Highlights of the interview:
– Guy St. Clair teaches in Columbia University’s School of Continuing Education M.S. in Information and Knowledge Strategy program and is working as a subject matter expert (SME) for the university.
– In describing the program, St. Clair says it is not about information skills or librarianship or similar discrete disciplines. These are important skills and disciplines, but they are primarily about collections.
– A distinguishing characteristic of the information and knowledge strategy program is that it is not a collection-based approach to knowledge development and knowledge sharing (KD/KS). The Columbia University program is a management-based approach to KD/KS.
– While understanding the role and value of these discrete disciplines, corporate and organizational management requires qualified leadership and management staff to pull these – and other – disciplines together, to provide an enterprise-wide approach to knowledge strategy.
– The M.S. in Information and Knowledge Strategy moves KM into the leadership and management arena, educating knowledge strategists to influence corporate and organizational success and positioning them to link the corporate knowledge strategy with organizational business strategy, ensuring organizational effectiveness.
– Knowledge strategists will facilitate new ways of thinking about knowledge, ensuring an enterprise-wide flow of information and knowledge. They will look at things like ROI and performance measures and focus on systems thinking. Their primary role is to be the organization’s change agent in terms of KD/KS. That’s why they are there.
– This education can be universally applied, in any of the information- and human-capital intensive industries.
– To succeed in the program (and as knowledge strategists), students must have energy, be willing to work hard, and be enthusiastic about the role of knowledge in society and in the workplace.

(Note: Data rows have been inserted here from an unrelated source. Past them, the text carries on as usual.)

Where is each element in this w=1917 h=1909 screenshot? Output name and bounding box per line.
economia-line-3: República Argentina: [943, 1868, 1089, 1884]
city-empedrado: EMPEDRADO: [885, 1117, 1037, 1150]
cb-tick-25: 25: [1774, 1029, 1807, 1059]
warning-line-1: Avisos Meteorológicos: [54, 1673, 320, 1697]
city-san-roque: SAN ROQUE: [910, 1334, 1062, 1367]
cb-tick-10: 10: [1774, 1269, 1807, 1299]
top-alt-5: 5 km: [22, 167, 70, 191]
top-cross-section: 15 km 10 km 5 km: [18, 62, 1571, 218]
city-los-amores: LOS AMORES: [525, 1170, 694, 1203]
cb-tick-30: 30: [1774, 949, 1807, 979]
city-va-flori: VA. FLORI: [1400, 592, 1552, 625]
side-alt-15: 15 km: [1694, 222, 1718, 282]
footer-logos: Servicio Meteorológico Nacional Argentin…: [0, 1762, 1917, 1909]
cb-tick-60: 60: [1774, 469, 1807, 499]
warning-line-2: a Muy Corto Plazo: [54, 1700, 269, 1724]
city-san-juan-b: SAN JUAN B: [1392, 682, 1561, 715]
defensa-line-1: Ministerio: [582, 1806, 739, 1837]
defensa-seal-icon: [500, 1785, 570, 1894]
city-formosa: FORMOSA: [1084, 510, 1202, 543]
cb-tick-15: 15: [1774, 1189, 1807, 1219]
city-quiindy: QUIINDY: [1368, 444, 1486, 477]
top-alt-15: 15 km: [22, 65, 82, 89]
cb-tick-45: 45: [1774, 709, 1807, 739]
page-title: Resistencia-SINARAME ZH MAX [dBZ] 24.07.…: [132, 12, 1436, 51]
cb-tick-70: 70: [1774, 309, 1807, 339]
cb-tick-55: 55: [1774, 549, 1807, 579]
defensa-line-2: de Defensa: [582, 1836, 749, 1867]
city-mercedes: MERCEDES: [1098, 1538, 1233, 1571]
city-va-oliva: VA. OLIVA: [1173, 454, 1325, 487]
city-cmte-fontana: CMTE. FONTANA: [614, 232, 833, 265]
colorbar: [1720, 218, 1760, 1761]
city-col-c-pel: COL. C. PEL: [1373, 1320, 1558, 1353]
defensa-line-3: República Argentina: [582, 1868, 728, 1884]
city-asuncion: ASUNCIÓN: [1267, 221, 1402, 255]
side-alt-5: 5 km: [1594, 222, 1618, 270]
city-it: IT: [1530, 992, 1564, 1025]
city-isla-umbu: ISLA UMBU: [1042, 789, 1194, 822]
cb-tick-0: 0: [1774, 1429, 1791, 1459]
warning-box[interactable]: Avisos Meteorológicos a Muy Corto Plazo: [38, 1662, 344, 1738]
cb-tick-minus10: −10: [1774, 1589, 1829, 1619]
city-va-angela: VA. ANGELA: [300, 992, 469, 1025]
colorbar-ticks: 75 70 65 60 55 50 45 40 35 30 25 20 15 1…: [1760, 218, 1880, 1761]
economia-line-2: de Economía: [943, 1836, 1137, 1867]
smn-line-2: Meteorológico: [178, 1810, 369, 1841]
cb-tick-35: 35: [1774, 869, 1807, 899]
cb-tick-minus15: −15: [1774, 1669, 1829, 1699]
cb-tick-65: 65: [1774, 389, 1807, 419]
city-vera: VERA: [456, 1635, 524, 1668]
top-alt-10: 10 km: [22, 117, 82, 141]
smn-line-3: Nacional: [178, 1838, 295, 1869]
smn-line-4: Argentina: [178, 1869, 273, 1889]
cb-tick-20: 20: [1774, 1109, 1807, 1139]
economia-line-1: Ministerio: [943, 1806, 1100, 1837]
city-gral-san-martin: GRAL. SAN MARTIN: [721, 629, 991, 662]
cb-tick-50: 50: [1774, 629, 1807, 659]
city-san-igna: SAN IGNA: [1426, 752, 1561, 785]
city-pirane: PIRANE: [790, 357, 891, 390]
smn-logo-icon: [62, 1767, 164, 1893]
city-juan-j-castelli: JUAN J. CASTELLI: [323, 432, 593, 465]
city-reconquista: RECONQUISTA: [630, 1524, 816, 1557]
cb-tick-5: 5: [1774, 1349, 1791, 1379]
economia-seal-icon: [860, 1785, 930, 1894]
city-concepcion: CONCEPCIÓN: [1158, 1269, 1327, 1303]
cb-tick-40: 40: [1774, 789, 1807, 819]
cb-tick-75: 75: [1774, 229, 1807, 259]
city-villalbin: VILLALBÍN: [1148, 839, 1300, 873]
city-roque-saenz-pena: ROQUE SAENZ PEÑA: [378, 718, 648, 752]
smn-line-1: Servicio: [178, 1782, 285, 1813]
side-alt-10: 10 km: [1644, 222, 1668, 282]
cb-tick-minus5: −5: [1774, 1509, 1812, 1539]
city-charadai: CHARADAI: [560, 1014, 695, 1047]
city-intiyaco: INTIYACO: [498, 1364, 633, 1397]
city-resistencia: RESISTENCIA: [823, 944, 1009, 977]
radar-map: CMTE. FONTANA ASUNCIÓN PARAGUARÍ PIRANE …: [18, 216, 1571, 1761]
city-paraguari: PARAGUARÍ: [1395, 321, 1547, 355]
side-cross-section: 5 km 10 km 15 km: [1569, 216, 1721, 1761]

They should have leadership skills (or have an interest in developing leadership skills), and they must have a commitment to moving forward in a field that is evolving at a rapid pace. And students must be ambitious, about themselves and about their contribution to the workplace.
– If someone already has the MLIS but has been working for awhile and hit a plateau in their career, Columbia University’s M.S. in Information and Knowledge Strategy is a degree that will be useful for opening up new career opportunities.